In 2002, President George W. Bush signed signature
legislation, the No Child Left Behind Act, establishing educational policy that
has defined many educational reform issues challenging public education today. The intended goal of NCLB was to “close student achievement gaps by providing all children with a
fair, equal, and significant opportunity to obtain a high-quality education. By the year 2014, all children were expected
to be proficient or exceed proficiency, at grade level, in reading and
math. NCLB established a regime of
annual standardized testing for all children in grades 3-8 and once in high
school to monitor this achievement.
Evidence of progress in the
attainment of the NCLB goals is determined by an accountability system called
Adequate Yearly Progress (AYP).
Applicable to states, individual schools and school districts the data
collected from these standardized assessments to use to measure the academic
performance (AYP)of all students, including subgroups such as students with
disabilities and students who are English Language Learners. A consequence of a school or school district
not meeting AYP for two, three, four or more consecutive years leads to
enforced reform plans, e.g. School Improvement or Turn Around Plans; charter
conversion or outside school takeover in the most severe cases.
We are a year beyond the
2014 target date of the No Child Left Behind legislation, which has not
achieved its goal. More and more schools,
especially in urban districts like Buffalo are sinking further and further in
the quicksand for not meeting AYP. As a
result they are labeled as failures and headed for Receivership. At the same time, there is a growing movement
that challenges the validity of the standardized testing, which provides the
foundation for AYP. Over the last year I
have written several articles about the push to limit or eliminate high stakes
testing. The principal arguments are:
1) they are not developmentally appropriate – reading levels
are far above the grade level being tested 2) the tests are not diagnostic;
they don’t provide information that helps the teacher target student learning
needs 3) almost all children take the same test, regardless of their ability or
their English language proficiency; it’s a one size fits all approach 4) the emphasis on the tests encourages
teaching to the test at the expense of time for other subjects 5) children are being demoralized and
frustrated by long hours of testing 6) tying teacher evaluations to
standardized test scores is a mis-use of these measures. Additionally, questions have been raised
about over-testing.
A newly released study by the Council of Great City Schools found that the average “student in the 66 districts (responding to the study)

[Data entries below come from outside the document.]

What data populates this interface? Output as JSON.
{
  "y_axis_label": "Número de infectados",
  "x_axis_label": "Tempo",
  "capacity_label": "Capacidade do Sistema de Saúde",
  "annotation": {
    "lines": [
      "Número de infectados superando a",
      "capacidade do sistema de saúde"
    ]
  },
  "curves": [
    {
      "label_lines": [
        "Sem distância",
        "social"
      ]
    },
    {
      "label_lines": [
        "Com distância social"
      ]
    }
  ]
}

were required to take an average of 112.3 tests between pre-K and grade 12.
(This number does not include optional tests, diagnostic tests for students
with disabilities or English learners, school-developed or required tests, or
teacher designed or developed tests.)”
This astounding finding, confirming the overuse
of testing, is cited as contributing to the October 24th announcement,
by outgoing Secretary of Education Arne Duncan, of a new Federal initiative
entitled, Testing Action Plan. Supported by
President Obama, the Testing Action Plan,
seemingly agrees with many of the arguments against high stakes testing and
offers an admission that : “In too many schools, there is
unnecessary testing and not enough clarity of purpose applied to the task of
assessing students, consuming too much instructional time and creating undue
stress for educators and students. The Administration bears some of the
responsibility for this, and we are committed to being part of the solution.”

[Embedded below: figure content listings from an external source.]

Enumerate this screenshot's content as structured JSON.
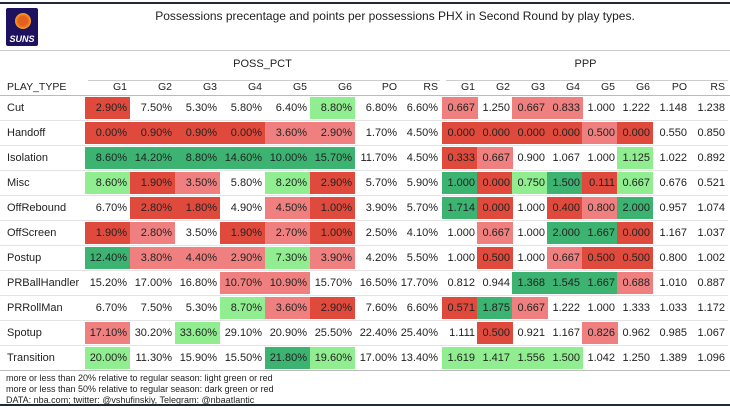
{
  "header": {
    "title": "Possessions precentage and points per possessions PHX in Second Round by play types.",
    "logo_text": "SUNS"
  },
  "colors": {
    "light_red": "#f08080",
    "dark_red": "#e04a3c",
    "light_green": "#90ee90",
    "dark_green": "#3cb371"
  },
  "chart_data": {
    "type": "table",
    "row_header": "PLAY_TYPE",
    "groups": [
      "POSS_PCT",
      "PPP"
    ],
    "columns": [
      "G1",
      "G2",
      "G3",
      "G4",
      "G5",
      "G6",
      "PO",
      "RS"
    ],
    "rows": [
      {
        "play_type": "Cut",
        "poss_pct": [
          "2.90%",
          "7.50%",
          "5.30%",
          "5.80%",
          "6.40%",
          "8.80%",
          "6.80%",
          "6.60%"
        ],
        "poss_color": [
          "dr",
          "",
          "",
          "",
          "",
          "lg"
        ],
        "ppp": [
          "0.667",
          "1.250",
          "0.667",
          "0.833",
          "1.000",
          "1.222",
          "1.148",
          "1.238"
        ],
        "ppp_color": [
          "lr",
          "",
          "lr",
          "lr",
          "",
          ""
        ]
      },
      {
        "play_type": "Handoff",
        "poss_pct": [
          "0.00%",
          "0.90%",
          "0.90%",
          "0.00%",
          "3.60%",
          "2.90%",
          "1.70%",
          "4.50%"
        ],
        "poss_color": [
          "dr",
          "dr",
          "dr",
          "dr",
          "lr",
          "lr"
        ],
        "ppp": [
          "0.000",
          "0.000",
          "0.000",
          "0.000",
          "0.500",
          "0.000",
          "0.550",
          "0.850"
        ],
        "ppp_color": [
          "dr",
          "dr",
          "dr",
          "dr",
          "lr",
          "dr"
        ]
      },
      {
        "play_type": "Isolation",
        "poss_pct": [
          "8.60%",
          "14.20%",
          "8.80%",
          "14.60%",
          "10.00%",
          "15.70%",
          "11.70%",
          "4.50%"
        ],
        "poss_color": [
          "dg",
          "dg",
          "dg",
          "dg",
          "dg",
          "dg"
        ],
        "ppp": [
          "0.333",
          "0.667",
          "0.900",
          "1.067",
          "1.000",
          "1.125",
          "1.022",
          "0.892"
        ],
        "ppp_color": [
          "dr",
          "lr",
          "",
          "",
          "",
          "lg"
        ]
      },
      {
        "play_type": "Misc",
        "poss_pct": [
          "8.60%",
          "1.90%",
          "3.50%",
          "5.80%",
          "8.20%",
          "2.90%",
          "5.70%",
          "5.90%"
        ],
        "poss_color": [
          "lg",
          "dr",
          "lr",
          "",
          "lg",
          "dr"
        ],
        "ppp": [
          "1.000",
          "0.000",
          "0.750",
          "1.500",
          "0.111",
          "0.667",
          "0.676",
          "0.521"
        ],
        "ppp_color": [
          "dg",
          "dr",
          "lg",
          "dg",
          "dr",
          "lg"
        ]
      },
      {
        "play_type": "OffRebound",
        "poss_pct": [
          "6.70%",
          "2.80%",
          "1.80%",
          "4.90%",
          "4.50%",
          "1.00%",
          "3.90%",
          "5.70%"
        ],
        "poss_color": [
          "",
          "dr",
          "dr",
          "",
          "lr",
          "dr"
        ],
        "ppp": [
          "1.714",
          "0.000",
          "1.000",
          "0.400",
          "0.800",
          "2.000",
          "0.957",
          "1.074"
        ],
        "ppp_color": [
          "dg",
          "dr",
          "",
          "dr",
          "lr",
          "dg"
        ]
      },
      {
        "play_type": "OffScreen",
        "poss_pct": [
          "1.90%",
          "2.80%",
          "3.50%",
          "1.90%",
          "2.70%",
          "1.00%",
          "2.50%",
          "4.10%"
        ],
        "poss_color": [
          "dr",
          "lr",
          "",
          "dr",
          "lr",
          "dr"
        ],
        "ppp": [
          "1.000",
          "0.667",
          "1.000",
          "2.000",
          "1.667",
          "0.000",
          "1.167",
          "1.037"
        ],
        "ppp_color": [
          "",
          "lr",
          "",
          "dg",
          "dg",
          "dr"
        ]
      },
      {
        "play_type": "Postup",
        "poss_pct": [
          "12.40%",
          "3.80%",
          "4.40%",
          "2.90%",
          "7.30%",
          "3.90%",
          "4.20%",
          "5.50%"
        ],
        "poss_color": [
          "dg",
          "lr",
          "lr",
          "lr",
          "lg",
          "lr"
        ],
        "ppp": [
          "1.000",
          "0.500",
          "1.000",
          "0.667",
          "0.500",
          "0.500",
          "0.800",
          "1.002"
        ],
        "ppp_color": [
          "",
          "dr",
          "",
          "lr",
          "dr",
          "dr"
        ]
      },
      {
        "play_type": "PRBallHandler",
        "poss_pct": [
          "15.20%",
          "17.00%",
          "16.80%",
          "10.70%",
          "10.90%",
          "15.70%",
          "16.50%",
          "17.70%"
        ],
        "poss_color": [
          "",
          "",
          "",
          "lr",
          "lr",
          ""
        ],
        "ppp": [
          "0.812",
          "0.944",
          "1.368",
          "1.545",
          "1.667",
          "0.688",
          "1.010",
          "0.887"
        ],
        "ppp_color": [
          "",
          "",
          "dg",
          "dg",
          "dg",
          "lr"
        ]
      },
      {
        "play_type": "PRRollMan",
        "poss_pct": [
          "6.70%",
          "7.50%",
          "5.30%",
          "8.70%",
          "3.60%",
          "2.90%",
          "7.60%",
          "6.60%"
        ],
        "poss_color": [
          "",
          "",
          "",
          "lg",
          "lr",
          "dr"
        ],
        "ppp": [
          "0.571",
          "1.875",
          "0.667",
          "1.222",
          "1.000",
          "1.333",
          "1.033",
          "1.172"
        ],
        "ppp_color": [
          "dr",
          "dg",
          "lr",
          "",
          "",
          ""
        ]
      },
      {
        "play_type": "Spotup",
        "poss_pct": [
          "17.10%",
          "30.20%",
          "33.60%",
          "29.10%",
          "20.90%",
          "25.50%",
          "22.40%",
          "25.40%"
        ],
        "poss_color": [
          "lr",
          "",
          "lg",
          "",
          "",
          ""
        ],
        "ppp": [
          "1.111",
          "0.500",
          "0.921",
          "1.167",
          "0.826",
          "0.962",
          "0.985",
          "1.067"
        ],
        "ppp_color": [
          "",
          "dr",
          "",
          "",
          "lr",
          ""
        ]
      },
      {
        "play_type": "Transition",
        "poss_pct": [
          "20.00%",
          "11.30%",
          "15.90%",
          "15.50%",
          "21.80%",
          "19.60%",
          "17.00%",
          "13.40%"
        ],
        "poss_color": [
          "lg",
          "",
          "",
          "",
          "dg",
          "lg"
        ],
        "ppp": [
          "1.619",
          "1.417",
          "1.556",
          "1.500",
          "1.042",
          "1.250",
          "1.389",
          "1.096"
        ],
        "ppp_color": [
          "lg",
          "lg",
          "lg",
          "lg",
          "",
          ""
        ]
      }
    ]
  },
  "footer": {
    "note1": "more or less than 20% relative to regular season: light green or red",
    "note2": "more or less than 50% relative to regular season: dark green or red",
    "source": "DATA: nba.com; twitter: @vshufinskiy, Telegram: @nbaatlantic"
  }
}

Further, Duncan asserts that tests: “Done poorly, in excess, or without clear
purpose, they take valuable time away from teaching and learning, draining
creative approaches from our classrooms. In the vital effort to ensure
that all students in America are achieving at high levels, it is essential to
ensure that tests are fair, are of high quality, take up the minimum necessary
time, and reflect the expectation that students will be prepared for success in
college and careers.”
While this acknowledgement
appears to confirm the position of many of us who oppose high stakes testing,
the Plan does not call for a total revamping of the standardized testing machine
that is undermining public education but rather seeks to manage it in a kinder,
gentler manner. Not unlike the creation
by Governor Cuomo of Common Core Task Force to review and make
“recommendations to overhaul the current Common Core system and the way we test
our students” in New York State, this
federal “Plan” requires scrutiny and skepticism. I encourage readers to read Daniel Katz , as well as others, for an in depth analysis of the Duncan Plan. It is essential for the future education of
our children that we continue the fight to eliminate the reliance on and
inappropriate use of standardized testing.
It's an empty gesture nothing more. The idea is for Duncan and Obama to distance themselves from the Testocracy they've created in the hope that it will drive Opt Out numbers down. Nobody's buying it.